Nina me dévisage avec une réserve teintée de méfiance, ses yeux exprimant un mélange complexe d'émotions. Colère. Incompréhension. Tristesse.
Je me refais encore le scénario quelques fois dans ma tête avant de me lancer un peu maladroitement dans la discussion.
— Nina, je... Je sais que les mots ne suffisent pas pour effacer tout ce que j'ai fait. Mais je veux que tu saches que je regrette vraiment. Je regrette chaque insulte, chaque moment où je t'ai fait du mal.
Nina reste silencieuse, me fixant comme si elle évaluait la vérité de mes paroles. Ou comme si elle s'apprêtait à préparer un dossier sur moi. Peut-être que Scarlett lui a demandé d'observer chacun de mes gestes ? C'est typique des meilleures amies.
J'ai regardé trop de films.
— Pourquoi, Ryan ? Pourquoi as-tu fait ça ? Pourquoi as-tu cherché à me détruire à ce point ?
Je détourne le regard, luttant avec mes propres démons intérieurs.
— J'étais perdu, Nina. Perdu dans ma propre culpabilité, dans ma douleur. Et je ne savais pas comment la gérer. Je suppose que... je t'ai utilisée comme exutoire.

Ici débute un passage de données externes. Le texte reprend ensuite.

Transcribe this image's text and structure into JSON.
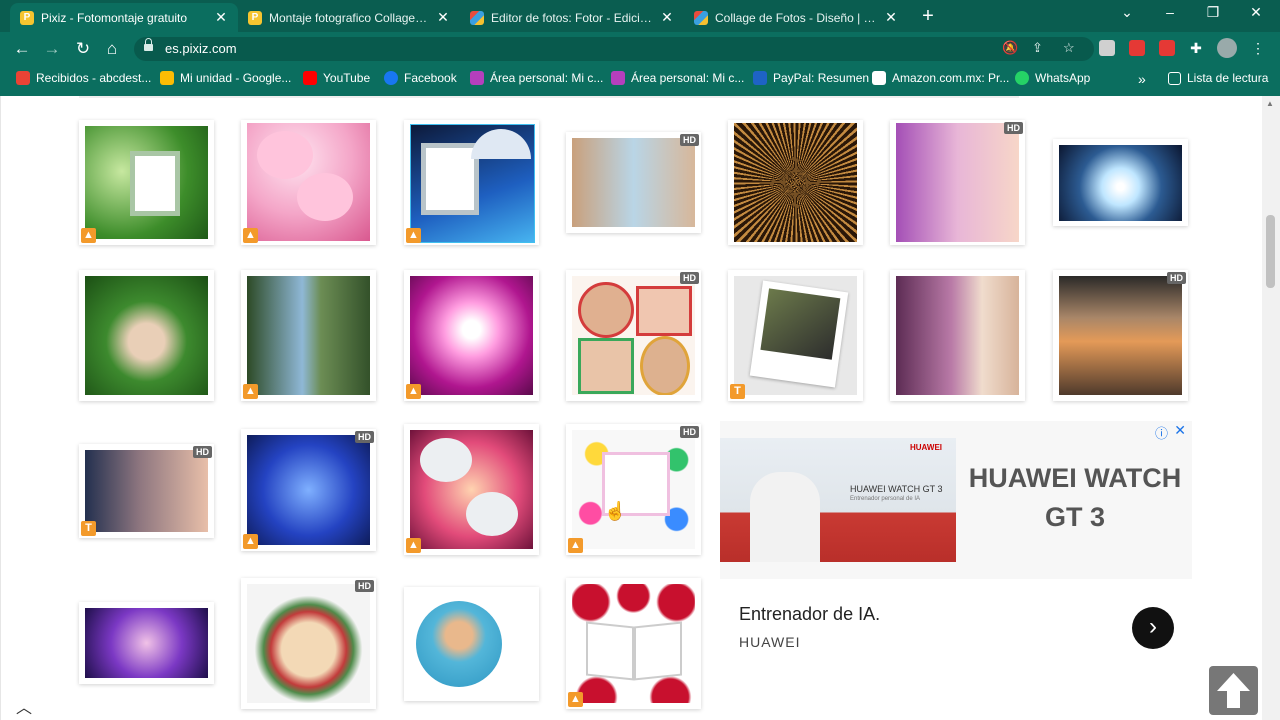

— Utilisée comme exutoire ? Alors j'étais un jouet, c'est ça ? Tu as détruit mon adolescence au passage, Ryan. Maintenant, quand je pense à ma mère, je me rappelle qu'elle est morte par ma faute, chose que je n'aurais jamais pensé auparavant.
— Je sais, et je m'en veux chaque jour. J'ai cherché à te faire ressentir ce que je ressentais, comme si ça pouvait réparer quelque chose.

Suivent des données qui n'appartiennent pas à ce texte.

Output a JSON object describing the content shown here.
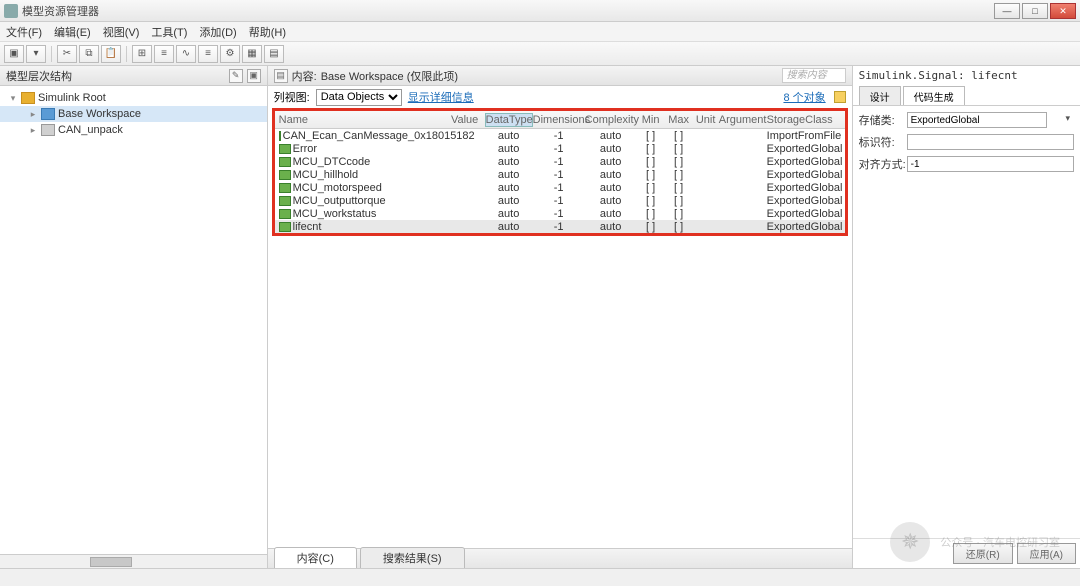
{
  "window": {
    "title": "模型资源管理器"
  },
  "menubar": [
    "文件(F)",
    "编辑(E)",
    "视图(V)",
    "工具(T)",
    "添加(D)",
    "帮助(H)"
  ],
  "left": {
    "header": "模型层次结构",
    "tree": [
      {
        "label": "Simulink Root",
        "icon": "root",
        "level": 1,
        "expanded": true
      },
      {
        "label": "Base Workspace",
        "icon": "ws",
        "level": 2,
        "expanded": false,
        "selected": true
      },
      {
        "label": "CAN_unpack",
        "icon": "block",
        "level": 2,
        "expanded": false
      }
    ]
  },
  "center": {
    "header_label": "内容:",
    "header_path": "Base Workspace (仅限此项)",
    "search_placeholder": "搜索内容",
    "filter_label": "列视图:",
    "filter_value": "Data Objects",
    "details_link": "显示详细信息",
    "obj_count": "8 个对象",
    "columns": [
      "Name",
      "Value",
      "DataType",
      "Dimensions",
      "Complexity",
      "Min",
      "Max",
      "Unit",
      "Argument",
      "StorageClass"
    ],
    "rows": [
      {
        "name": "CAN_Ecan_CanMessage_0x18015182",
        "dtype": "auto",
        "dim": "-1",
        "comp": "auto",
        "min": "[ ]",
        "max": "[ ]",
        "sc": "ImportFromFile"
      },
      {
        "name": "Error",
        "dtype": "auto",
        "dim": "-1",
        "comp": "auto",
        "min": "[ ]",
        "max": "[ ]",
        "sc": "ExportedGlobal"
      },
      {
        "name": "MCU_DTCcode",
        "dtype": "auto",
        "dim": "-1",
        "comp": "auto",
        "min": "[ ]",
        "max": "[ ]",
        "sc": "ExportedGlobal"
      },
      {
        "name": "MCU_hillhold",
        "dtype": "auto",
        "dim": "-1",
        "comp": "auto",
        "min": "[ ]",
        "max": "[ ]",
        "sc": "ExportedGlobal"
      },
      {
        "name": "MCU_motorspeed",
        "dtype": "auto",
        "dim": "-1",
        "comp": "auto",
        "min": "[ ]",
        "max": "[ ]",
        "sc": "ExportedGlobal"
      },
      {
        "name": "MCU_outputtorque",
        "dtype": "auto",
        "dim": "-1",
        "comp": "auto",
        "min": "[ ]",
        "max": "[ ]",
        "sc": "ExportedGlobal"
      },
      {
        "name": "MCU_workstatus",
        "dtype": "auto",
        "dim": "-1",
        "comp": "auto",
        "min": "[ ]",
        "max": "[ ]",
        "sc": "ExportedGlobal"
      },
      {
        "name": "lifecnt",
        "dtype": "auto",
        "dim": "-1",
        "comp": "auto",
        "min": "[ ]",
        "max": "[ ]",
        "sc": "ExportedGlobal",
        "selected": true
      }
    ],
    "tab_contents": "内容(C)",
    "tab_results": "搜索结果(S)"
  },
  "right": {
    "title": "Simulink.Signal: lifecnt",
    "tabs": [
      "设计",
      "代码生成"
    ],
    "active_tab": 1,
    "storage_label": "存储类:",
    "storage_value": "ExportedGlobal",
    "id_label": "标识符:",
    "id_value": "",
    "align_label": "对齐方式:",
    "align_value": "-1",
    "btn_revert": "还原(R)",
    "btn_apply": "应用(A)"
  },
  "watermark": "公众号 · 汽车电控研习室"
}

Nina soupire, une lueur de vulnérabilité traversant son regard.
— Qu'est-ce que tu ressentais ? Tu ne peux pas réparer le passé, Ryan, tu le sais. Les cicatrices restent. Même en m'expliquant tout.
— Je ne prétends pas que je peux tout réparer. Mais je veux essayer, essayer de faire en sorte que tu comprennes que je ne suis plus la personne que j'étais.

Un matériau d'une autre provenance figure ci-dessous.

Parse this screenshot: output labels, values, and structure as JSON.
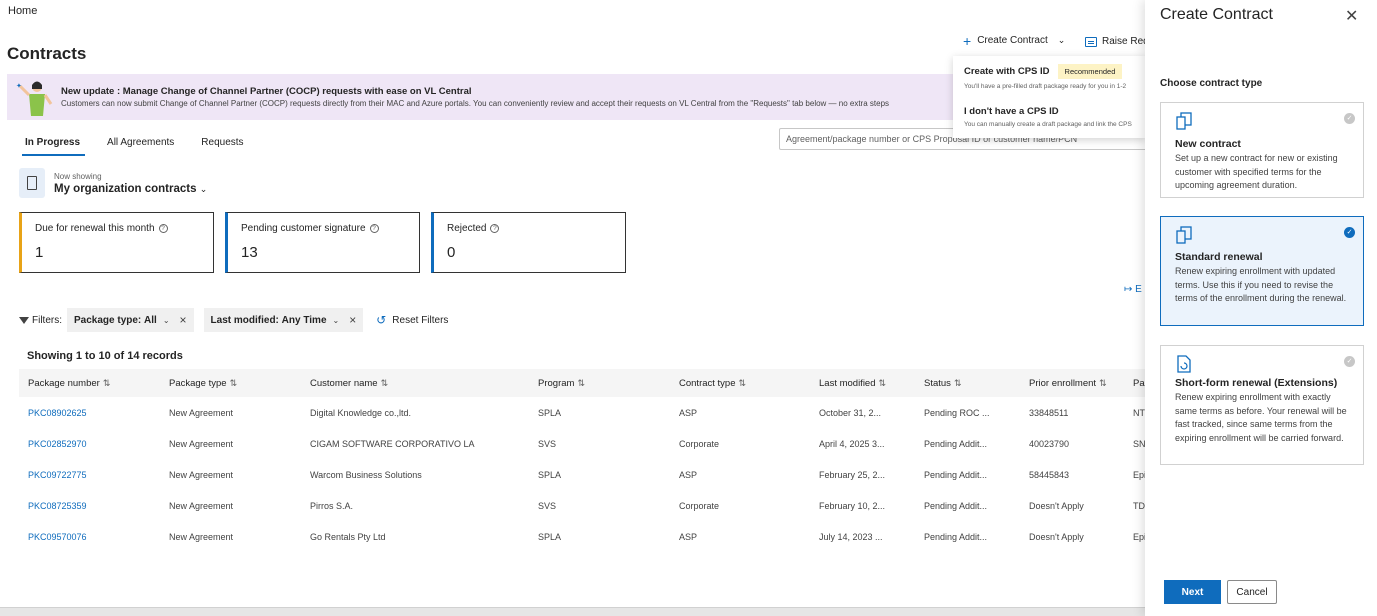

Nina reste silencieuse pendant un moment, laissant les vagues du lac rythmer les battements violents de mon cœur, en proie à son habitude agitation.
— Même si tu as changé, cela ne changera pas le passé. Tu ne peux pas effacer tout ce que tu as fait.
J'acquiesce, reconnaissant la validité de mes paroles.
— Je sais que je ne peux pas changer le passé, mais peut-être qu'on peut trouver un moyen de faire face à ce qui s'est passé et de trouver un moyen de vivre avec ça.
— C'est peut-être trop tôt pour dire que je te pardonne, Ryan. Mais peut-être que, avec le temps, je pourrais essayer de comprendre.
La tension persiste et une lueur d'espoir passe dans les yeux de Nina. J'ai la sensation qu'elle est plus détendue, plus sereine. Peut-être a-t-elle vraiment compris que j'ai changé ? Que je ne lui ferais plus du mal, chose qu'elle devait sûrement encore penser quelques heures plutôt ? Et pense-t-elle sincèrement ce qu'elle a dit ?
— Qu'est-ce que tu ressentais ? m'interroge-t-elle soudainement, sa voix reprenant le dessus sur le bruit de l'eau.
— De la culpabilité. Comme toi après tout ce que je t'ai balancé à la figure.
Je suis un garçon. Les garçons, on dit que ça ne pleure jamais. Pourtant, je lutte actuellement contre la rage. Contre moi-même. Contre les larmes. Ce qui pourrait me rendre vulnérable aux yeux de Nina.
— De la culpabilité ? Comment ça ? D'avoir peut-être causé la mort de quelqu'un ? D'un parent ?
Nina penche la tête, ne voyant pas où je veux en venir dans tout ça.
— Oui.
— Je ne comprends pas, enchaîne-t-elle, haussant ses sourcils interrogateurs. Un de tes parents est mort ? Pourtant, on t'as toujours connu avec tes deux parents.
Je pince les lèvres et désormais, j'ai l'impression que plus aucun mot ne veut franchir la barrière de mes lèvres. Pourtant, il le faut. Nina mérite de savoir.
— J'ai été adopté par ma tante et mon oncle. Je ne l'ai jamais avoué à personne au collège et j'ai fait croire que c'était mes parents.
La bouche de Nina s'entrouvre pour former le O de la surprise. Je ne tarde pas et enchaîne avec le deuxième coup de théâtre.
— Mon père a tué ma mère devant mes yeux. Et je n'ai rien fait pour la sauver.
Je n'ajoute plus rien d'autre et laisse la surprise l'envahir.
Au même moment, le ciel se teinte d'une étrange couleur et des gouttes de pluie font leur apparition.